Location: Southern Horticultural ResearchTitle: Screening strawberry plants for anthracnose disease resistance using traditional and molecular techniques
|Miller Butler, Melinda|
|Curry, Kenneth - UNIVERSITY OF MISSISSIPPI|
|Kreiser, Brian - UNIVERSITY OF SOUTHERN MISSISSIPPI|
Submitted to: Meeting Abstract
Publication Type: Abstract Only
Publication Acceptance Date: 1/8/2016
Publication Date: 3/15/2016
Citation: . M. A. Miller-Butler, K. J. Curry, B. R. Kreiser, & B. J. Smith. 2016. Screening Strawberry Plants for Anthracnose Disease Resistance Using Traditional and Molecular Techniques. Journal of Mississippi Academy of Sciences. 61:1, 24-25.
Technical Abstract: Anthracnose is one of the most destructive diseases of strawberry which may cause fruit rot, leaf and petiole lesions, crown rot, wilt, and death. Crop loss due to anthracnose diseases can reach into the millions of dollars. Three species of Colletotrichum are considered causative agents of anthracnose diseases of strawberry. Selective breeding for anthracnose resistance in strawberry requires the identification of cultivars with genes conveying some degree of disease resistance.

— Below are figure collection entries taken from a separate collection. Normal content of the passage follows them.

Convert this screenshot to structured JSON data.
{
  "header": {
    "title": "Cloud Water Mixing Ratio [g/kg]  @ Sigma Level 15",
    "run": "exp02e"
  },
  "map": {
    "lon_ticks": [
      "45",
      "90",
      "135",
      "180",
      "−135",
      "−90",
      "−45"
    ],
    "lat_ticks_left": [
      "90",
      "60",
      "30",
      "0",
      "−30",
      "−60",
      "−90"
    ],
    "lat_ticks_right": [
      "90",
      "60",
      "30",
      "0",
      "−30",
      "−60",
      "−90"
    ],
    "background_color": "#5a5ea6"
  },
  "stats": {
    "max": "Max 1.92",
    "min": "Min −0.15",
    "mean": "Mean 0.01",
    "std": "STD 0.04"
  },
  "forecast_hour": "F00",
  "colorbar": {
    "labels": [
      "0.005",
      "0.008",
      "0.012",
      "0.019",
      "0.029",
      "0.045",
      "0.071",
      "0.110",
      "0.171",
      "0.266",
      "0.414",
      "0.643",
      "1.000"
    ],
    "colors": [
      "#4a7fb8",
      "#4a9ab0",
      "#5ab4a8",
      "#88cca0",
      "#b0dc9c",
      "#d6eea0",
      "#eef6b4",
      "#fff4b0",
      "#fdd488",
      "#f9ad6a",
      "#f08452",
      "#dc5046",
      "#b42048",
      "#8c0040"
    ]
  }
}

The octoploid nature of commercial strawberries has tended to make working on their genetics difficult, but some traits do demonstrate disomic inheritance. Two disease resistance genes have been identified in strawberry through controlled crosses: Rpf1 for resistance to Phytophthora fragariae and Rca2, a dominant gene that has been demonstrated to provide resistance to pathogenicity group 2 of C. acutatum. Two sequence characterized amplified region (SCAR) markers for the Rca2 resistance allele were reported in a variety (22) of European and US cultivars, and although there was not a perfect association with anthracnose resistance to C. acutatum these SCAR markers provide a unique set of tools to use in screening selections for anthracnose-resistant genotypes in the strawberry breeding programs. The focus of this research was to establish the level of resistance or susceptibility of 80 US strawberry germplasm lines to all three anthracnose-causing Colletotrichum species and to determine the degree to which an association and agreement exists between the resistance or susceptibility of the strawberry plants to the presence or absence of the Rca2 resistant allele SCAR markers.